I. Ways to Annoy the Bloors Part One: Manfred

Alright, now I have been at Bloor's for quite some time now and I have mastered the art of Manfred-annoying. It's simple if you get the hang of it, right? In this very chapter, I'll put down practical pranks that you can use against Manfred. Warning, I do not encourage you to do these pranks, please, you'll get me in trouble and especially me, I mean, do you want me to get in trouble? I don't think so.

Ways to Annoy Manfred Rule #1. Stomp on his feet and run for it, if you're lucky, he won't catch you until dinner time!

Ways to Annoy Manfred Rule #2. If he's coming your way and he didn't call out your name (yet), spin around and walk the other way, fast! If you're lucky, he won't catch up to you, if you're super lucky, he won't have anything to do with you in the first place!

Wa- I'm just going to abbreviate this, okay? WTAM Rule #3. Hide in the boys/girls bathroom with the stall locked, camp out there for a while. Here's a quick tip, bring something to eat and do while you're there because when you're there, you're there!

WTAM Rule #4. While you're out doing number three, make sure you really don't have to go pee (hey, that rhymes!) or you'll lose your appetite!

WTAM Rule #5. Trick him! For example, when he's asking you to recite the rules (Silence in the halls, talking not at all, something something, yadda yadda yadda, blah blah blah) suddenly act shocked and point behind him.

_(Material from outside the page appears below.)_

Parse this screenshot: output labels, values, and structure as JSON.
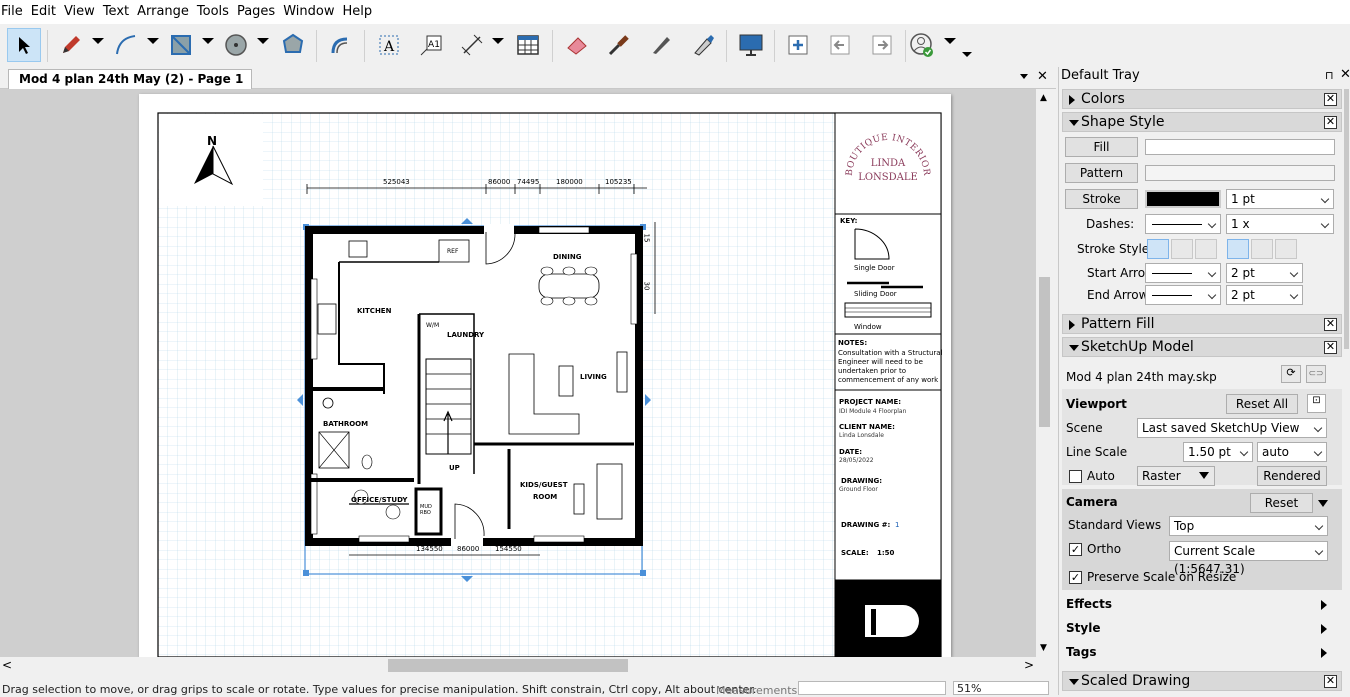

When he turns around, run for it! It works better when the halls are crowded! If you're lucky, he won't catch you until lunchtime!

WTAM Rule #6. Spread rumors, when he accuses you, act shocked and say, "Me, spreading rumors about you? Never!" and then laugh. When he doesn't believe you, run for it, you'll be lucky if you're not caught the next morning!

WTAM Rule #7. When he says, "Of course you're supposed to do that today, when else?", say, "Book," (Book is a code used in my math class for 'that's what she said' and that's not allowed now or my teacher would get mad) and laugh uncontrollably at him.

WTAM Rule #8. When he asks you, "Who are you talking to?", say, "Your mom," and run.

WTAM Rule #9. When you're supposed to give something to him, say, "Thank you," and when he says it's supposed to be him saying that, insist that he says it and when he says, "You're welcome,", laugh and say, "No silly, it's 'thank you!'"

WTAM Rule #10. Pretend you're deaf, then you'll have to shout to make yourself 'heard'. When he asks you stop, say, "Well then why didn't you say so?"

WTAM Rule #11. Make him dance to the tune of 'Mary Had a Little Lamb', if he says no, act upset and make a scene.

WTAM Rule #12. When he's sleeping, decorate his room with hearts and ribbons. Make sure they're frilly and mushy (as in, lovey dovey things).

WTAM Rule #13. While you're in there, paint his toenails (if you dare, I heard they're...not pleasant) hot pink with a high shiny gloss on it.

WTAM Rule #14. Wake him up early in the morning so he can help you make Easter Eggs...on Christmas...on a Sunday...insisting that they all should be pink.

WTAM Rule #15. Get Grandma Bone and my Great Aunts together and get them caroling outside his room. Make sure you're on their good side first.

WTAM Rule #16. Get the Flames to sneak up on Manfred, they should give him a surprise!

WTAM Rule #17. Two words: Prank. Calls.

WTAM Ruel #18. Nine words: Dump. Glue. On. His. Head. And Run. For. It.

WTAM Rule #19. Say his name over and over. When he's on the verge of annoyance and when he says, "WHAT???!!!", say ,"Hi!" and run!

WTAM Rule #20. The best hiding place is the girl's bathroom. If you're not a girl, too bad.